Nine Springs Wastewater Treatment Plant 2020 Energy Management Master Plan
Project Overview
The wastewater industry is rapidly transforming into an energy-efficient and energy-producing business. Utilities across the country are departing from energy-intensive processes in favor of innovative approaches that recover clean water and nutrients while creating renewable energy for their communities.
Supported by our nationwide Carbon and Energy Management Innovation Initiative, Carollo is tackling today’s energy challenges by leading a growing number of energy management and renewable energy planning and design projects. One such effort is our development of the Madison Metropolitan Sewerage District’s (District’s) 2020 Energy Management Master Plan at their Nine Springs Wastewater Treatment Plant (NSWWTP), a comprehensive roadmap that recommends targeted improvements to the Wisconsin-based utility’s energy infrastructure and energy-management approaches over the next two decades.
The master plan was born out of the District’s need to replace aging energy-producing and energy-consuming infrastructure at the NSWWTP—an effort with an estimated life-cycle cost of $93 million without explicit process or energy performance improvements. To make strategic use of these investments, the District decided to pursue improvements that not only rehabilitate the NSWWTP’s existing infrastructure but also meet the following energy goals by 2030:
- Reduce fossil-fuel-based greenhouse gas emissions by 10 percent
- Reduce the cost of peak electricity demand by five percent
- Reduce operational energy consumption by 10 percent
- Use renewable energy to meet 50 percent of energy demands
- Reduce Class B biosolids processing energy demand
- Improve the resiliency and reliability of energy supply sources
- Improve the reliability of energy-using and energy-consuming infrastructure
In collaboration with the District, Carollo convened an industry-wide energy expert panel that identified numerous technology and energy concepts, which were grouped into six major improvement categories—co-digestion, biosolids, biogas, thermal, renewable energy, and effluent pumping. Using a systematic screening process, Carollo and the District then pared down these concepts into two final recommended alternatives using the District’s specific evaluation criteria, which included energy efficiency, resilience, reliability, cost, and operation and maintenance.
Following thorough business case evaluations and sensitivity analyses, Carollo recommended that two scenarios be further evaluated against the Baseline Scenario. Both Alternatives 1 and 2 replace the NSWWTP’s aging energy infrastructure and beneficially use all biogas produced for either on-site electricity generation or renewable natural gas production at life-cycle costs similar to or lower than that of the baseline.

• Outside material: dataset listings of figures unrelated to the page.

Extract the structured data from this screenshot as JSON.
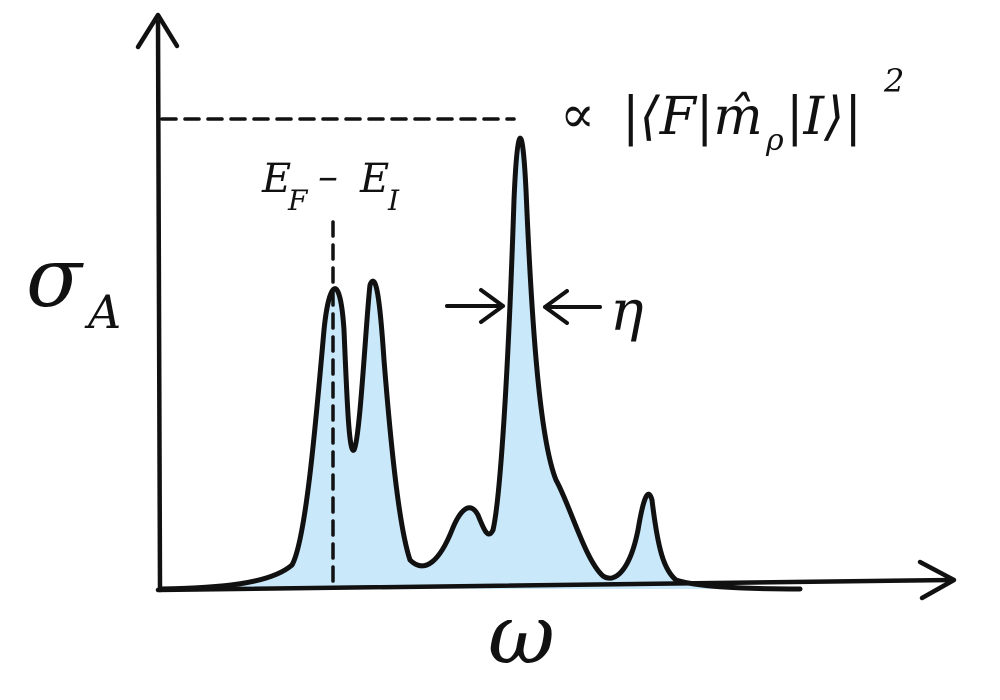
{
  "labels": {
    "y_axis_main": "σ",
    "y_axis_sub": "A",
    "x_axis": "ω",
    "peak_energy_a": "E",
    "peak_energy_a_sub": "F",
    "peak_energy_minus": "–",
    "peak_energy_b": "E",
    "peak_energy_b_sub": "I",
    "intensity_prefix": "∝",
    "intensity_matrix": "|⟨F|m̂",
    "intensity_matrix_sub": "ρ",
    "intensity_matrix_end": "|I⟩|",
    "intensity_power": "2",
    "width_symbol": "η"
  },
  "colors": {
    "ink": "#111111",
    "fill": "#c9e8fa"
  }
}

Of the two, Alternative 1 is appealing in that it maintains the District’s current operational philosophy (i.e., cogeneration and renewable electricity production) and robustly meets all seven of the Plan’s energy goals. Alternative 2 offers a lower life-cycle cost, simplified infrastructure, and lower operational complexity but does not meet the District’s goal of reduced peak demand costs since it converts biogas to renewable natural gas rather than on-site electricity. However, this scenario promises high revenues following the value of renewable identification numbers in the Environmental Protection Agency’s Renewable Fuel Standard program. In fact, revenues from renewable natural gas sales are projected to offset this scenario’s increased costs in peak energy demand.
One particular challenge included aligning project objectives from various departments and the District’s governance for infrastructure evaluation. Carollo addressed this issue through careful planning of meeting attendance, interactive workshop activities/polls, clear meeting minutes, and decision documentation. In an effort to identify and prioritize the universe of the District’s preferred alternatives, the Carollo team hosted invited expert workshops to brainstorm options and subsequent application of tiered, transparent, and weighted selection criteria to select the preferred alternatives.
The District will engage stakeholders and community partners to further assess the final two recommended alternatives and earn public support for an effective, responsible, and transparent infrastructure project that delivers sustainable benefits in the long term.